C’est également là un des intérêts de l’Ukraine, qui a rejoint cette année l’initiative des trois mers en tant que partenaire. En Ukraine, les Américains ne s’intéressent pas aux gazoducs, mais aux immenses installations de stockage souterrain construites par les Soviétiques dans l’ouest du pays. La capacité de ces installations est de 25,6 milliards de mètres cubes. Au passage on relèvera le véritable exploit de l’ingénierie soviétique. C’est pourquoi, après le début de « l’opération spéciale russe » , le ministre ukrainien de l’énergie, M. Galuschenko, a fait la proposition suivante le 26 mars : « L’Ukraine dispose d’importantes capacités de stockage de gaz, nos réservoirs souterrains sont les plus grands du monde. Dans le cadre de l’initiative Trimarium, nous avons l’intention de proposer nos propres installations pour créer une réserve stratégique de gaz pour les pays d’Europe ».

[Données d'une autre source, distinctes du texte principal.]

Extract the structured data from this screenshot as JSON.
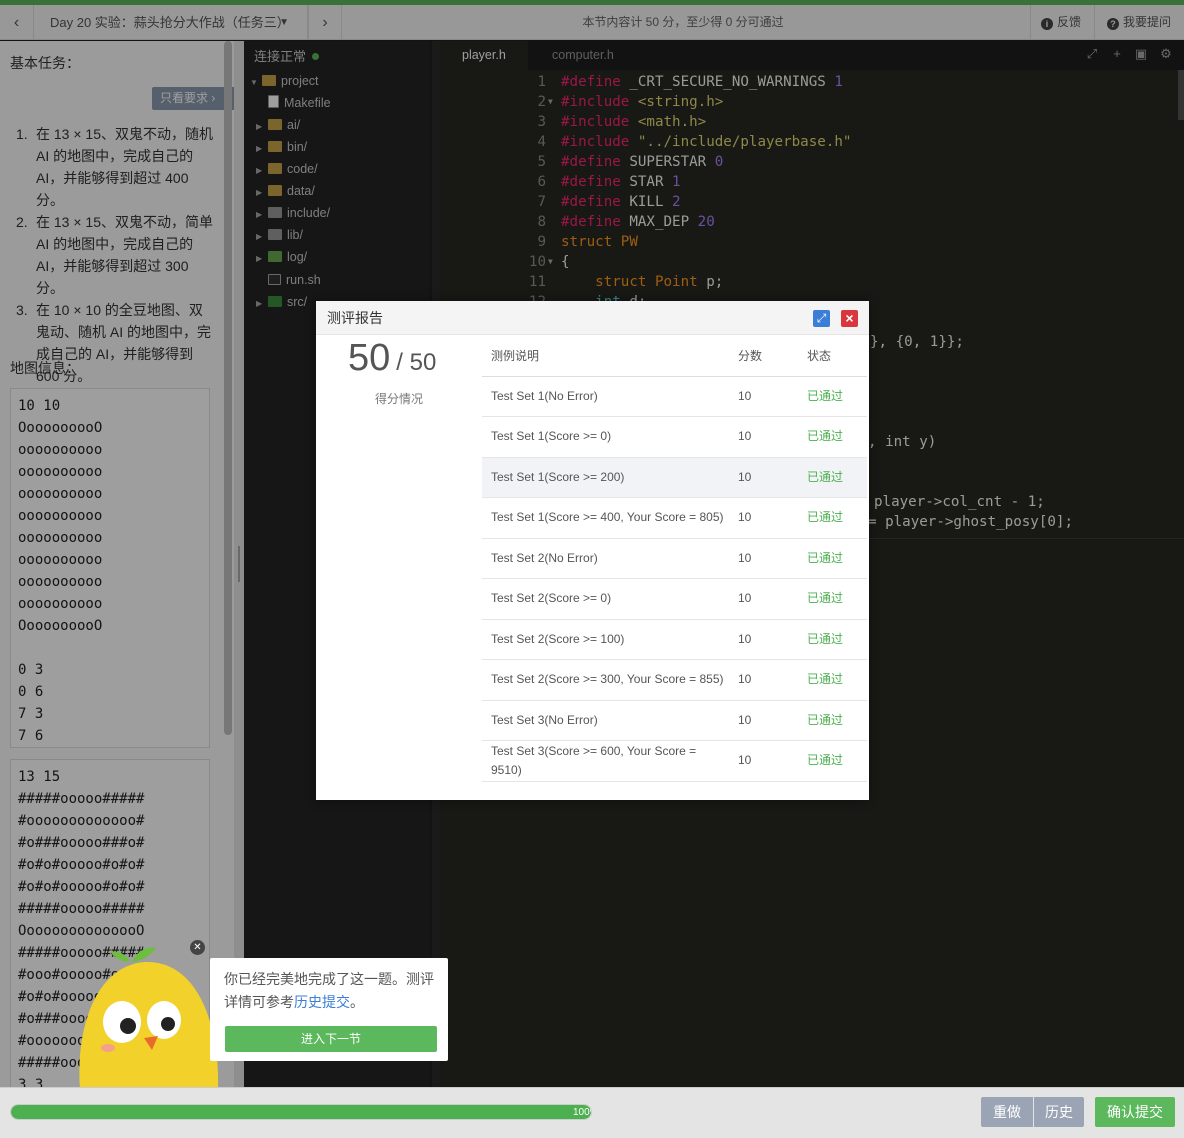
{
  "topbar": {
    "lesson_title": "Day 20 实验：蒜头抢分大作战（任务三）",
    "score_requirement": "本节内容计 50 分，至少得 0 分可通过",
    "feedback": "反馈",
    "ask": "我要提问"
  },
  "left_panel": {
    "task_title": "基本任务：",
    "only_requirements": "只看要求",
    "tasks": [
      {
        "num": "1.",
        "text": "在 13 × 15、双鬼不动，随机 AI 的地图中，完成自己的 AI，并能够得到超过 400 分。"
      },
      {
        "num": "2.",
        "text": "在 13 × 15、双鬼不动，简单 AI 的地图中，完成自己的 AI，并能够得到超过 300 分。"
      },
      {
        "num": "3.",
        "text": "在 10 × 10 的全豆地图、双鬼动、随机 AI 的地图中，完成自己的 AI，并能够得到 600 分。"
      }
    ],
    "map_label": "地图信息：",
    "map1": "10 10\nOooooooooO\noooooooooo\noooooooooo\noooooooooo\noooooooooo\noooooooooo\noooooooooo\noooooooooo\noooooooooo\nOooooooooO\n\n0 3\n0 6\n7 3\n7 6",
    "map2": "13 15\n#####ooooo#####\n#ooooooooooooo#\n#o###ooooo###o#\n#o#o#ooooo#o#o#\n#o#o#ooooo#o#o#\n#####ooooo#####\nOoooooooooooooO\n#####ooooo#####\n#ooo#ooooo#ooo#\n#o#o#ooooo#o#o#\n#o###ooooo###o#\n#ooooooooooooo#\n#####ooooo#####\n3 3"
  },
  "file_panel": {
    "connection": "连接正常",
    "items": [
      {
        "label": "project",
        "icon": "folder-icon",
        "expanded": true
      },
      {
        "label": "Makefile",
        "icon": "file-icon"
      },
      {
        "label": "ai/",
        "icon": "folder-icon"
      },
      {
        "label": "bin/",
        "icon": "folder-icon"
      },
      {
        "label": "code/",
        "icon": "folder-icon"
      },
      {
        "label": "data/",
        "icon": "folder-icon"
      },
      {
        "label": "include/",
        "icon": "folder-icon"
      },
      {
        "label": "lib/",
        "icon": "folder-icon"
      },
      {
        "label": "log/",
        "icon": "folder-icon"
      },
      {
        "label": "run.sh",
        "icon": "shell-icon"
      },
      {
        "label": "src/",
        "icon": "folder-icon"
      }
    ]
  },
  "editor": {
    "tabs": [
      "player.h",
      "computer.h"
    ],
    "line_numbers": [
      "1",
      "2",
      "3",
      "4",
      "5",
      "6",
      "7",
      "8",
      "9",
      "10",
      "11",
      "12"
    ],
    "visible_fragments": [
      "}, {0, 1}};",
      ", int y)",
      "player->col_cnt - 1;",
      "= player->ghost_posy[0];"
    ]
  },
  "modal": {
    "title": "测评报告",
    "score": "50",
    "total": "/ 50",
    "score_caption": "得分情况",
    "headers": [
      "测例说明",
      "分数",
      "状态"
    ],
    "rows": [
      {
        "desc": "Test Set 1(No Error)",
        "score": "10",
        "status": "已通过"
      },
      {
        "desc": "Test Set 1(Score >= 0)",
        "score": "10",
        "status": "已通过"
      },
      {
        "desc": "Test Set 1(Score >= 200)",
        "score": "10",
        "status": "已通过"
      },
      {
        "desc": "Test Set 1(Score >= 400, Your Score = 805)",
        "score": "10",
        "status": "已通过"
      },
      {
        "desc": "Test Set 2(No Error)",
        "score": "10",
        "status": "已通过"
      },
      {
        "desc": "Test Set 2(Score >= 0)",
        "score": "10",
        "status": "已通过"
      },
      {
        "desc": "Test Set 2(Score >= 100)",
        "score": "10",
        "status": "已通过"
      },
      {
        "desc": "Test Set 2(Score >= 300, Your Score = 855)",
        "score": "10",
        "status": "已通过"
      },
      {
        "desc": "Test Set 3(No Error)",
        "score": "10",
        "status": "已通过"
      },
      {
        "desc": "Test Set 3(Score >= 600, Your Score = 9510)",
        "score": "10",
        "status": "已通过"
      }
    ]
  },
  "toast": {
    "text_before": "你已经完美地完成了这一题。测评详情可参考",
    "link": "历史提交",
    "text_after": "。",
    "next_button": "进入下一节"
  },
  "bottombar": {
    "progress": 100,
    "progress_label": "100%",
    "redo": "重做",
    "history": "历史",
    "submit": "确认提交"
  },
  "colors": {
    "accent_green": "#5cb85c",
    "pass_green": "#4caf50",
    "link_blue": "#3a7ed8",
    "close_red": "#d9363e"
  }
}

Lorsqu’elle était chancelière, Angela Merkel a insisté pour que Gazprom maintienne le transit par l’Ukraine même si Nord Stream 2 était mis en service, car l’Allemagne savait qu’elle aurait besoin des installations de stockage ukrainiennes.

Après le sabotage des deux Nord Stream, la mise en œuvre de l’étape suivante de ce scénario serait le suivant. L’hiver 2022-2023 sera très dur pour l’Allemagne sans le gaz russe, son processus de désindustrialisation va s’accélérer, tandis que la Pologne voisine, avec le soutien des États-Unis, commencerait à développer son potentiel économique et militaro-industriel avec la condition d’être un outil de première ligne pour aider l’Ukraine dans sa guerre avec la Russie

Une fois la construction des infrastructures de réception du GNL et les interconnexions achevée, Kiev arrêterait le transit du gaz russe vers l’Europe. Probablement à la mi-2023 ou au début de 2024, lorsque le contrat de l’Ukraine avec Gazprom arrivera à échéance sans qu’un nouveau contrat ne soit signé. Le stockage de gaz ukrainien et ses installations, ainsi que les gazoducs russes nationalisés en Europe, seront regroupés en un seul réseau Sud-Nord et redirigés pour pomper le GNL américain regazéifié sur les rives de la Baltique, de l’Adriatique et de la mer Noire.

L’Europe de l’Ouest dans la nasse ?

Ce plan est une façon « amicale » de briser l’Union européenne dans sa forme actuelle. L’Europe occidentale, et notamment l’Allemagne, se retrouveraient sans gaz russe et totalement dépendantes des coûteuses importations de GNL en provenance des États-Unis, situation affaiblissant considérablement leurs économies. Pour compléter, on mettrait en place au sein de « Trimarium », une « OTAN orientale » indépendante de l’Europe de l’ouest, instrument docile de la guerre avec la Russie.

Voici le nouveau repositionnement américain auquel rêve les cerveaux malades des néoconservateurs US. Cette combinaison, est destinée d’abord à détruire l’Allemagne puis mettre à genoux toute l’Europe de l’Ouest. À l’exception de la Grande-Bretagne qui a déjà largué les amarres avec l’UE et s’est repositionnée auprès des États-Unis.

Tout ceci est très joli sur le papier, mais comme beaucoup des plans des bellicistes de Washington, il se heurtera au réel et au nouveau rapport de forces international tel qu’il se dessine comme nous l’avons constaté récemment à Samarcande. Malheureusement et on l’avait bien vu avec l’Irak le fameux remodelage du Moyen-Orient que devait provoquer l’invasion américaine de l’Irak n’a produit que des catastrophes sanglantes.

 Mais cela n’arrête pas les fous de Washington.